Wide‐Temperature Flexible Supercapacitor from an Organohydrogel Electrolyte and Its Combined Electrode

Abstract Hydrogel‐based flexible supercapacitors possess the merits of highly ionic conductivity and superior power density, but the existence of water limits their application in extreme temperature scenarios. Noticeably, it is a challenge for people to design more extremely temperature adaptable systems for flexible supercapacitors based on hydrogels with a wide temperature region.
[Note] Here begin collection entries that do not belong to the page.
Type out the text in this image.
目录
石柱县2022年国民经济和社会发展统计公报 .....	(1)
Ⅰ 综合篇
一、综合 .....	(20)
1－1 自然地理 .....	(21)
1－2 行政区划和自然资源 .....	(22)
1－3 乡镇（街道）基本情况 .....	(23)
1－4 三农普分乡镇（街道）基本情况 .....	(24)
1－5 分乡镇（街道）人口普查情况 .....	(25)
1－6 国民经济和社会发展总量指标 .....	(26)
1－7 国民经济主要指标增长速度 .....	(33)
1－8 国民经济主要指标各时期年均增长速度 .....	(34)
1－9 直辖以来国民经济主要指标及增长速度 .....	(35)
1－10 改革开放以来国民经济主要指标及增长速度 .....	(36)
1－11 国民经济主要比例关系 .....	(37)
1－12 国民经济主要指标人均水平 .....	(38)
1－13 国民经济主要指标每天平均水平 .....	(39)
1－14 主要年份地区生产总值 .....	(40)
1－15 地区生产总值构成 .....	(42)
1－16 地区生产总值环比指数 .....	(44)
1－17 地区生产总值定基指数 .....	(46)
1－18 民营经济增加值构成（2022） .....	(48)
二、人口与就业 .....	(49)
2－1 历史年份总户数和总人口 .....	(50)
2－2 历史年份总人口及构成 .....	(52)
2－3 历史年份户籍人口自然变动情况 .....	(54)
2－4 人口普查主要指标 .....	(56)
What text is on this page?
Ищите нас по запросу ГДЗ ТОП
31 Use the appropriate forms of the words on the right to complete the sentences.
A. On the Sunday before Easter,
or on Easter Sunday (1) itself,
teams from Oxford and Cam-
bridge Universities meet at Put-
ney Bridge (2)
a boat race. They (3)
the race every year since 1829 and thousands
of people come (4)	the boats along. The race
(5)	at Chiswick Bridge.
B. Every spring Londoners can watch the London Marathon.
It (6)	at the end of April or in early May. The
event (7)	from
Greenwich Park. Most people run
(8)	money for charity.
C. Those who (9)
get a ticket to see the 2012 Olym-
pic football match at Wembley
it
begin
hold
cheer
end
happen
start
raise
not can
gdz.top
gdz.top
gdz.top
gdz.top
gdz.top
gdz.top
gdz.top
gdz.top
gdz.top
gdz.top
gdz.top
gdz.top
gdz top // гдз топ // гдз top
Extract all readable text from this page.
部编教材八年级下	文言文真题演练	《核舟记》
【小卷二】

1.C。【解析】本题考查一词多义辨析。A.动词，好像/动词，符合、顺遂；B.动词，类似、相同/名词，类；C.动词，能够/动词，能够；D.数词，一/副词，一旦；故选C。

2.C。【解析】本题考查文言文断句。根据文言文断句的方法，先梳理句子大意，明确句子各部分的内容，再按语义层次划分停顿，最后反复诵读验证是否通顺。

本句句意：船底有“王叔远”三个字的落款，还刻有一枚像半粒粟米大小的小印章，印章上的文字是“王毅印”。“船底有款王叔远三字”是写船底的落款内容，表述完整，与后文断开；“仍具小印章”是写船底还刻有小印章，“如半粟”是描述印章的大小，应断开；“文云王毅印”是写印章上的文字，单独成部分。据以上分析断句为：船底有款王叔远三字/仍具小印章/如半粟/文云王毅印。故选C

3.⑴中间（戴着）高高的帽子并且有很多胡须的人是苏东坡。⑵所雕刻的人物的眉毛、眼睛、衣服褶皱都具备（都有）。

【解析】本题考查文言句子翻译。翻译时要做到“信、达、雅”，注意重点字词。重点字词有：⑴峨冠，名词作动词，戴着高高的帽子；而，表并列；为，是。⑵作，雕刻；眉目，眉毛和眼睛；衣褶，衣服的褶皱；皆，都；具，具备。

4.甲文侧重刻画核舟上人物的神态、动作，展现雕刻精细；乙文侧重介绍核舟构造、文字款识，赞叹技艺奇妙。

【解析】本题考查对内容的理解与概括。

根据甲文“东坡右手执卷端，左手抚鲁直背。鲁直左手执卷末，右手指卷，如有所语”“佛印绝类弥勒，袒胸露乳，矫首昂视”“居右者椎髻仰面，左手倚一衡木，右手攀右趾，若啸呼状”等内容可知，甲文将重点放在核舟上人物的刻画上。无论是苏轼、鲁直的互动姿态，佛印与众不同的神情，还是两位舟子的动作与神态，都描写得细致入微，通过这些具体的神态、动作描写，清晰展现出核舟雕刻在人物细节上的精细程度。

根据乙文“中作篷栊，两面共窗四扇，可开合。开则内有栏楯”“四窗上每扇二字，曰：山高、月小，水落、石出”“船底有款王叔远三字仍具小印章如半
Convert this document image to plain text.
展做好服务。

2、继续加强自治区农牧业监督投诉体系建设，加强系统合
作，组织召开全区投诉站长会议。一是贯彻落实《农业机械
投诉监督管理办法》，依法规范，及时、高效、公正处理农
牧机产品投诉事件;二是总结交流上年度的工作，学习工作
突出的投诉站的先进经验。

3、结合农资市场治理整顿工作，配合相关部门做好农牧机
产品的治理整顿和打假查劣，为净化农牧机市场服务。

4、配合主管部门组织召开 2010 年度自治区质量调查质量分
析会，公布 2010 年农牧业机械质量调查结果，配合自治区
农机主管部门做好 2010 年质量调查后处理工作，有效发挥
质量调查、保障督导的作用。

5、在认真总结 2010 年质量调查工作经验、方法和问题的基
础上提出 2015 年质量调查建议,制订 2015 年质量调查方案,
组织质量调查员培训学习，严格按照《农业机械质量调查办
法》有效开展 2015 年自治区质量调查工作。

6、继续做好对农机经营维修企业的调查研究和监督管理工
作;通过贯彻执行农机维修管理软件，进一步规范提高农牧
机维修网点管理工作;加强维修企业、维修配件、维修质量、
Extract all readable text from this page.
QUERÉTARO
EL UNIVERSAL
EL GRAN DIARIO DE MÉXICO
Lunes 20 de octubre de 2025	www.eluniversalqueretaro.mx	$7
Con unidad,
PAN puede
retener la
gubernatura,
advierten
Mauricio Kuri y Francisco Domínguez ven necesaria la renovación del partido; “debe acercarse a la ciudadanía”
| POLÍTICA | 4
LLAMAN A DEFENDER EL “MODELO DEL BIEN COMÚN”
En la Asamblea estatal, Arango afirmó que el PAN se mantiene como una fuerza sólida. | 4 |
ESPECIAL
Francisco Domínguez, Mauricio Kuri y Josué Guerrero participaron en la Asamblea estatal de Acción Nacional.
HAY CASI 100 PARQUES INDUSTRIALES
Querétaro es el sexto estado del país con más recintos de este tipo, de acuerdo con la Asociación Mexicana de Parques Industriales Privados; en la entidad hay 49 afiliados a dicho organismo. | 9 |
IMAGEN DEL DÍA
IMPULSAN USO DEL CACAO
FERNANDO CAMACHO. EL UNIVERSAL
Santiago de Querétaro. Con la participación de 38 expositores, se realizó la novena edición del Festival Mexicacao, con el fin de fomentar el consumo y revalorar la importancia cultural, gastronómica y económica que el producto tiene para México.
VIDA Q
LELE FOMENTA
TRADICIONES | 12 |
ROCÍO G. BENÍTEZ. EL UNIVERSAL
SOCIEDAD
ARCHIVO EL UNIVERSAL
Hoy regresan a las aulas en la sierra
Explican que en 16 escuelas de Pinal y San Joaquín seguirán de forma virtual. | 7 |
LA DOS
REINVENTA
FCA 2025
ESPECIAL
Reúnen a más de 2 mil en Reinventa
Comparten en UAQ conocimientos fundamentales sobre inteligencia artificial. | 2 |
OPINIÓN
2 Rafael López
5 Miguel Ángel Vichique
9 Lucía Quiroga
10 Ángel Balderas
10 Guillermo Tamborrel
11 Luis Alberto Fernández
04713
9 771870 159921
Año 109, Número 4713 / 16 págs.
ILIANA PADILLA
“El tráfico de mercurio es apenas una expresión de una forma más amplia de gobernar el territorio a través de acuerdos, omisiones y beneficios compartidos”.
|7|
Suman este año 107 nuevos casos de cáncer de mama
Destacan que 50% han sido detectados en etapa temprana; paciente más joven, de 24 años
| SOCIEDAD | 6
In this work, a wide‐temperature flexible supercapacitor that can operate at −20–80 °C was fabricated by an organohydrogel electrolyte and its combined electrode (also known as an electrode/electrolyte composite). Upon introducing highly hydratable LiCl into an ethylene glycol (EG)/H 2 O binary solvent, owing to the ionic hydration effect of LiCl and the hydrogen bond interaction between EG and H 2 O molecules, the organohydrogel electrolyte exhibits satisfactory resistance to freezing (freezing point of −113.9 °C), anti‐drying capability (78.2 % of weight retention after vacuum drying at 60 °C for 12 h) and excellent ionic conductivity both at room temperature (13.9 mS cm −1 ) and low temperature (6.5 mS cm −1 after 31 days at −20 °C). By using organohydrogel electrolyte as binder, the prepared electrode/electrolyte composite effectively reduces interface impedance and enhances specific capacitance due to the uninterrupted ion transport channels and extended interface contact area. The assembled supercapacitor delivers a specific capacitance of 149 F g −1 , a power density of 160 W kg −1 , and an energy density of 13.24 Wh kg −1 at a current density of 0.2 A g −1 . The initial 100 % capacitance can be maintained after 2000 cycles at 1.0 A g −1 . More importantly, the specific capacitances can be well maintained even at −20 and 80 °C. With other advantages such as excellent mechanical property, the supercapacitor is an ideal power source suitable for various working conditions.